The researchers also recorded neural activity from a different brain area that also feeds into IT cortex: V4, which is part of the visual cortex. When they fed V4 activity patterns into the linear classifier model, the model poorly predicted (compared to IT) the human or baboon performance

on the orthographic processing tasks.


The findings suggest that the IT cortex is particularly well-suited to be repurposed for skills that are needed for reading, and they tư vấn the hypothesis that some of the mechanisms of reading are built upon highly evolved mechanisms for object recognition, the researchers say.


The researchers now plan to train animals to perform orthographic tasks and measure how their neural activity changes as they learn the tasks.


The research was

funded by the Simons Foundation and the U.S. Office of Naval Research.


Which lobe is responsible for recognizing print letters and letter patterns?


The Occipital Lobe is the area of the brain that processes the letters and letter patterns of our language. 2.
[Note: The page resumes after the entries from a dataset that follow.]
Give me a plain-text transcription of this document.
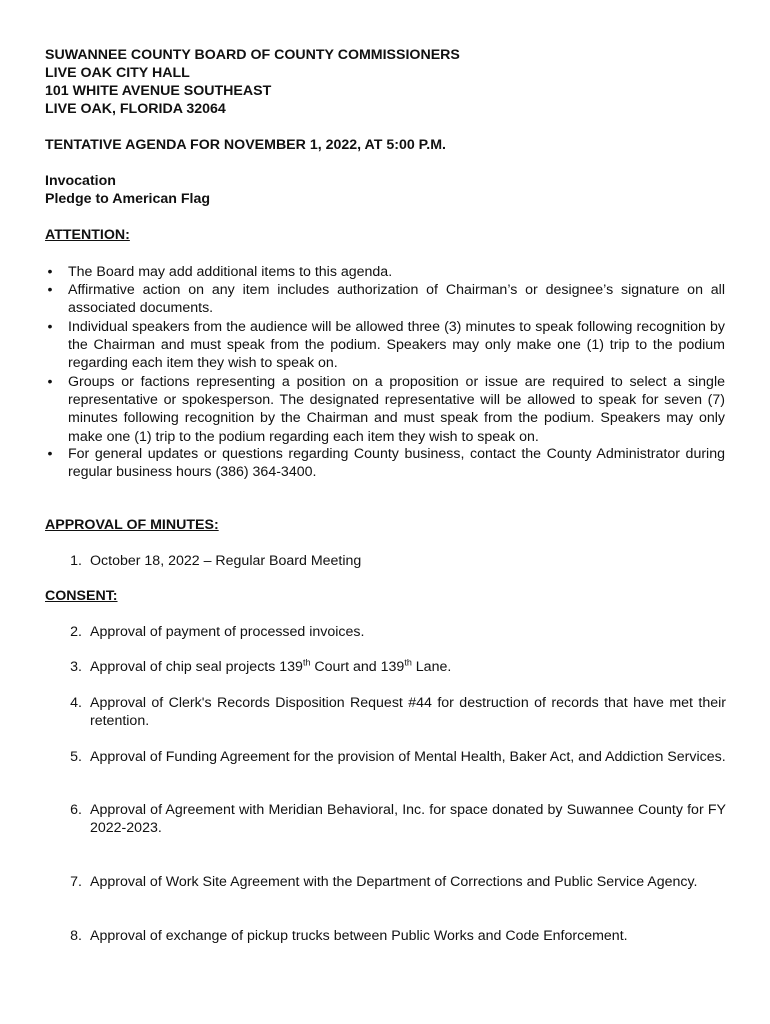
SUWANNEE COUNTY BOARD OF COUNTY COMMISSIONERS
LIVE OAK CITY HALL
101 WHITE AVENUE SOUTHEAST
LIVE OAK, FLORIDA 32064
TENTATIVE AGENDA FOR NOVEMBER 1, 2022, AT 5:00 P.M.
Invocation
Pledge to American Flag
ATTENTION:
• The Board may add additional items to this agenda.
• Affirmative action on any item includes authorization of Chairman’s or designee’s signature on all associated documents.
• Individual speakers from the audience will be allowed three (3) minutes to speak following recognition by the Chairman and must speak from the podium. Speakers may only make one (1) trip to the podium regarding each item they wish to speak on.
• Groups or factions representing a position on a proposition or issue are required to select a single representative or spokesperson. The designated representative will be allowed to speak for seven (7) minutes following recognition by the Chairman and must speak from the podium. Speakers may only make one (1) trip to the podium regarding each item they wish to speak on.
• For general updates or questions regarding County business, contact the County Administrator during regular business hours (386) 364-3400.
APPROVAL OF MINUTES:
1. October 18, 2022 – Regular Board Meeting
CONSENT:
2. Approval of payment of processed invoices.
3. Approval of chip seal projects 139th Court and 139th Lane.
4. Approval of Clerk's Records Disposition Request #44 for destruction of records that have met their retention.
5. Approval of Funding Agreement for the provision of Mental Health, Baker Act, and Addiction Services.
6. Approval of Agreement with Meridian Behavioral, Inc. for space donated by Suwannee County for FY 2022-2023.
7. Approval of Work Site Agreement with the Department of Corrections and Public Service Agency.
8. Approval of exchange of pickup trucks between Public Works and Code Enforcement.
Which part of the brain stores information for automatic word recognition?


The occipital-temporal region ( the back) where the brain stores the appearance and meaning of words (i.e., letter-word recognition, automaticity, and language comprehension). This is critical for automatic, fluent reading so that a reader can quickly identify words without having to sound each one out.


Which lobe of the brain is responsible for higher level thinking and planning and processing the sounds of speech?


The frontal lobe is generally where higher executive functions including emotional regulation, planning, reasoning and problem solving occur.


Do our eyes process each word letter by letter when reading?


If we are reading efficiently, we do not process every letter in a word or every word in a sentence; rather, we recognize words using semantics and syntax with minimal letter clues. Because we are creating meaning with print, our brain only tricks us into thinking we have looked every letter in every word.